В этом году отмечался небывало широкий приток молодежи в наш институт. На каждое место приходилось свыше семи претендентов. Огромное количество поступающих – прямой результат постоянной заботы партии и правительства о воспитании молодого поколения, результат неуклонного роста материального благосостояния и культурного уровня населения нашей страны.
Следует с удовлетворением отметить улучшение качественного состава приема. Наши первокурсники – это не только вчерашние школьники. Ряд новых студентов пришли к нам после длительного и зачастую тяжелого пути самостоятельной работы. Эти люди сочетали полноценную производственную работу на благо Родины с упорной учебой. У многих из них за спиной служба в рядах доблестной Советской Армии. Почти все поступившие – члены ВЛКСМ. Среди них много комсомольских активистов.
Хочется пожелать тебе, молодой человек, впервые переступивший порог нашего славного института, чтобы все твои помыслы и силы были посвящены наиболее полно и с наибольшей пользой делу освоения высот отечественной медицинской науки, делу воспитания из себя настоящего советского врача. С каждым годом ближе светлое царство коммунизма. Борьба за здорового и счастливого советского человека – залог его скорейшего торжества. И эта борьба предстоит тебе, представителю молодого поколения медицины, ты должен одержать в этой борьбе победу. Будь достоин своей высокой задачи!»

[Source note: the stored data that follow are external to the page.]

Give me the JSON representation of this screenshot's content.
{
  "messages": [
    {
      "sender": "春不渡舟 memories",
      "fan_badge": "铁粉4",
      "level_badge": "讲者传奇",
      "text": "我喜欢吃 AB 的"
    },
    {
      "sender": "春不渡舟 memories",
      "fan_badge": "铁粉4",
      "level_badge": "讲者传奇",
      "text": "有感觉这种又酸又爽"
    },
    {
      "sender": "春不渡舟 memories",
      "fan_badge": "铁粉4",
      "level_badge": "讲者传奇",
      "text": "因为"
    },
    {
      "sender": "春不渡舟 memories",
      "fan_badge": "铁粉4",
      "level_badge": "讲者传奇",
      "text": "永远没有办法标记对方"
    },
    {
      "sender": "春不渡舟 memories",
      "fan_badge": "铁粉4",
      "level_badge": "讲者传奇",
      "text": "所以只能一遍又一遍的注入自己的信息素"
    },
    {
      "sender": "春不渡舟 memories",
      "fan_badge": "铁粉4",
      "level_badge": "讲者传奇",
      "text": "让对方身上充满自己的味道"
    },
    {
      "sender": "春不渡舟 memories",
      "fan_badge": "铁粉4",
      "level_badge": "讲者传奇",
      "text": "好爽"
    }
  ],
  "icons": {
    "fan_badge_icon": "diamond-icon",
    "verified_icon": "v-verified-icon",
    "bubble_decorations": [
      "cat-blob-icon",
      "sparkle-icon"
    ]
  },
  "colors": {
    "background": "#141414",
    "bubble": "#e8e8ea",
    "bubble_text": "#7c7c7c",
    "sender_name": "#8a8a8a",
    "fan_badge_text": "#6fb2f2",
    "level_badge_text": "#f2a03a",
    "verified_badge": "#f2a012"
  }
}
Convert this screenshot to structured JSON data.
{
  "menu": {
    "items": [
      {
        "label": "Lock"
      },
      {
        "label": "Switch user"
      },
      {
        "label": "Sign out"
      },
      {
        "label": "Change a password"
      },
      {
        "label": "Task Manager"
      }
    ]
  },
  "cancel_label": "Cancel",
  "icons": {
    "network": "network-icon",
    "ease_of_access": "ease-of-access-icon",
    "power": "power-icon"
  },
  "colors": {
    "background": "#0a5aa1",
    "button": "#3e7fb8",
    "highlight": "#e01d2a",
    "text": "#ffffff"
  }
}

В подборке «Учебный год начался» имелась статья доцента кафедры философии Козла «Наши насущные задачи». Доцент отнесся к работе халтурно и ограничился пересказом цитат из центральной прессы, не связав установки с конкретной жизнью института:
«Как видно из директив XIX съезда КПСС, материалов пятой сессии Верховного Совета СССР и речи на сессии Г. М. Маленкова, вопросу дальнейшего улучшения медицинского обслуживания населения уделяется много внимания. Большие задачи по выполнению директив съезда стоят перед нашим институтом. Дирекция и партийная организация должны неуклонно соблюдать партийные принципы подготовки врачебных кадров по их деловым и политическим качествам. Решение поставленных задач может быть достигнуто лишь на основе широкого развития критики и самокритики, мобилизации всех наших сил на выполнение указаний товарища Маленкова. Воспитание молодежи должно постоянно находиться в поле зрения партийной организации. Известно, что всякое ослабление влияния социалистической идеологии означает влияние идеологии буржуазной. Там, где слаба идеологическая работа, создаются условия для проникновения тлетворного влияния Запада. Это приводит к снижению идейного уровня подготовки студентов. Мы обязаны усилить работу в среде новобранцев института, повседневно воспитывать их в духе коммунизма, идейно закалять их!» Как он собирается решать поставленные задачи, Козел не сообщил.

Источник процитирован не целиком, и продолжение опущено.